Balancing Hope and Living

Friedreich's Ataxia does not have a cure or treatment.


That's the first thing that people usually hear when they hear about my disease. No cure. No treatment. And because FA is a progressive disease, it is only going to get worse.


Let me tell you, living with an un-curable disease is one of the most awful challenges. Learning I had FA took out all of my hope and smashed it into the ground. I felt like I was wandering around with no purpose, knowing that my body was slowly deteriorating. And there was nothing I could do about it. I wanted to scream. Life felt pointless.


And then I found hope again. Hope for a cure. Hope for something, anything, that could make life a little easier. I pictured myself in the future in a world where I didn't have to worry about FA. A world where I was just like everybody else. It was pretty nice to imagine life without a disability and FA becoming a distant memory.


I lived in this haze for a while. I sort of put my life on pause. I kept having the thought that "I will wait to do xyz until there is a cure." I would wait to move away for college. I would wait to go to a party. I would wait to try to make new friends. I would wait to travel somewhere for fun. I would wait to learn to drive. Very quickly, this hope turned into waiting. I had built up my mind to the idea that a cure would come and save me from all the hard parts of life.


The definition of hope, according to the New Oxford American dictionary is "grounds for believing that something good may happen."


Hope isn't waiting.


Hope is believing.


I'll be the first to tell you that my life has not turned out the way I planned.
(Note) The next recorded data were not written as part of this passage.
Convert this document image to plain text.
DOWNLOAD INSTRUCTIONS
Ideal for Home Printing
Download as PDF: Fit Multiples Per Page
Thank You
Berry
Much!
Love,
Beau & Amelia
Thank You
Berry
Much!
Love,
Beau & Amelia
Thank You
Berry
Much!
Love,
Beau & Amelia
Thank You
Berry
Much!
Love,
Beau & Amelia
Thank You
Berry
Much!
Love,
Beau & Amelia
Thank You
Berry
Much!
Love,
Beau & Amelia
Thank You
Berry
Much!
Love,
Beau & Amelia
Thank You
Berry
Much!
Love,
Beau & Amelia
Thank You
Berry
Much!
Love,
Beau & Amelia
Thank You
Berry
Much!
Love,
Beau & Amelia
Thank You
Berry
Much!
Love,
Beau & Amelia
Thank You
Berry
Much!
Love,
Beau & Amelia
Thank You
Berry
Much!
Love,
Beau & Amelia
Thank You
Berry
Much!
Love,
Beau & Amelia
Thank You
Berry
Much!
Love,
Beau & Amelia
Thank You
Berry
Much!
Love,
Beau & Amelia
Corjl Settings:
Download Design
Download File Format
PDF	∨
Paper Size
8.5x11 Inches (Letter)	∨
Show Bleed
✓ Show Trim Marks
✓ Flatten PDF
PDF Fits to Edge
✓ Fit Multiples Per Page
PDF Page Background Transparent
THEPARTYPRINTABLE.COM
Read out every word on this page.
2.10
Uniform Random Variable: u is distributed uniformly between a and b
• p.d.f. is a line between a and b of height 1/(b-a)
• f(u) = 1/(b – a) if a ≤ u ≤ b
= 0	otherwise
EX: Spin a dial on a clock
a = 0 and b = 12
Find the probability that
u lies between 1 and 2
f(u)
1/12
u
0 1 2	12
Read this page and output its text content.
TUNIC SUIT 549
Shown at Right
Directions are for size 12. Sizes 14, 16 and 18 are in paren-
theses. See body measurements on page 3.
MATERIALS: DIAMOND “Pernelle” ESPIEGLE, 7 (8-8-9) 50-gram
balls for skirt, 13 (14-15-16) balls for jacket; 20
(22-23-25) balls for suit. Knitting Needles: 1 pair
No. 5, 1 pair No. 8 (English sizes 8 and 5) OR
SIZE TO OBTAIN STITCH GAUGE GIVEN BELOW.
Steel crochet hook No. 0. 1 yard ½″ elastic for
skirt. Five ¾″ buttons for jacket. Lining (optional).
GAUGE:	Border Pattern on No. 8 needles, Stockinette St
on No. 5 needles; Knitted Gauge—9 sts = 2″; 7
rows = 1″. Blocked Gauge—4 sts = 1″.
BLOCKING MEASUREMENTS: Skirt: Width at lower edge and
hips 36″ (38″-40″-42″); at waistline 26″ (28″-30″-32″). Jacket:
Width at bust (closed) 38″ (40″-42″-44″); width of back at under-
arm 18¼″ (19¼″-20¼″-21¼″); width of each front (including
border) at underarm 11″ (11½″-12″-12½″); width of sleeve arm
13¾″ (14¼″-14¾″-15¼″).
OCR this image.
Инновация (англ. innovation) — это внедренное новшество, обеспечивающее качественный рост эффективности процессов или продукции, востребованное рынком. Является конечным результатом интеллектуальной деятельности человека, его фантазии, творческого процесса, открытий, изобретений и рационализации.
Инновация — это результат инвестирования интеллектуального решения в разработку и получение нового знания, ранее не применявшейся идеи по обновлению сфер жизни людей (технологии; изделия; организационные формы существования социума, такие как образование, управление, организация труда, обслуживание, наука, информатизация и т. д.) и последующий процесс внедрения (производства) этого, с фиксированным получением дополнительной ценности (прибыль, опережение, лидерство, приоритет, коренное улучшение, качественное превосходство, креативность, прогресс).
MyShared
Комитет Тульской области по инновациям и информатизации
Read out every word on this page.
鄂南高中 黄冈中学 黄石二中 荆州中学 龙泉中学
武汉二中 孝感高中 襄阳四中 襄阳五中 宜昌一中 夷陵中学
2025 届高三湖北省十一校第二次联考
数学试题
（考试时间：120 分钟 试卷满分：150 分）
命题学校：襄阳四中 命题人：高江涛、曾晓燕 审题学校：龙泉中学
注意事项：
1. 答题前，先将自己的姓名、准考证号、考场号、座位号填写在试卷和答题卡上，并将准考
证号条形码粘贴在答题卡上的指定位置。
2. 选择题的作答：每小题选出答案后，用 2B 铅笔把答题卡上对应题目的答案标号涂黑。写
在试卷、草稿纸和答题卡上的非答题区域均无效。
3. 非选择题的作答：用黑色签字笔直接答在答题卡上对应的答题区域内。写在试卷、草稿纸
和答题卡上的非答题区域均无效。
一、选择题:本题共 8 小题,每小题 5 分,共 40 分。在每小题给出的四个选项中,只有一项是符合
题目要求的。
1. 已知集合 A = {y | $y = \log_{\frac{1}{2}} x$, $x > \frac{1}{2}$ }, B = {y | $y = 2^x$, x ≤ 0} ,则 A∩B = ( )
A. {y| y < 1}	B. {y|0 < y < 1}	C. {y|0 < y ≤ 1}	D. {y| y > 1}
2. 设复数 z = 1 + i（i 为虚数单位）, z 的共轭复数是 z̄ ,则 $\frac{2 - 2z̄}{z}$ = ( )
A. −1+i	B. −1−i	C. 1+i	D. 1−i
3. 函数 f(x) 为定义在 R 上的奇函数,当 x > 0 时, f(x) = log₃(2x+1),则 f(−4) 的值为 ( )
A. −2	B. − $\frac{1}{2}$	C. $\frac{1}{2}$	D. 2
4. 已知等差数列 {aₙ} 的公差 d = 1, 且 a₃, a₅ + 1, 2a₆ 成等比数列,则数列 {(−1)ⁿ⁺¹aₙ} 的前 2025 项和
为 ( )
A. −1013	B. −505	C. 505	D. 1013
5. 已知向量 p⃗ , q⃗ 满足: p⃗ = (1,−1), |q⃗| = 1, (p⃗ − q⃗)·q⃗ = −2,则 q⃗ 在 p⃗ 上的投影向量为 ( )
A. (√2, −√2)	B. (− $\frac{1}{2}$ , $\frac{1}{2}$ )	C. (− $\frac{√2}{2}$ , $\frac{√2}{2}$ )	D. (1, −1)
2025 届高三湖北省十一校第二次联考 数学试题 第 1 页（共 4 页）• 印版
I never pictured that I would be a freshman in college, six hours away from home, in an amazing sorority, in a wheelchair. Living in that haze of waiting, I never even thought I would graduate high school with FA, much less go to college with it. I thought a cure would come before then. I didn't even want to commit to move away for college in the beginning because I couldn't wrap my head around doing that with FA.


The point of this post is that I have learned that I can't put my life on pause. I can't wait for a cure to happen to start living. I have to live now. Even if it's not the way I pictured it. All I have is now. And I want to enjoy my life instead of sitting around waiting for something I can't control.


Yes, I still have hope for a cure. I believe it will come. I think we are closer than ever. But I can't put all my happiness into waiting around for one. It'll happen when it happens. And in the mean time, I'm going to enjoy the life I have now.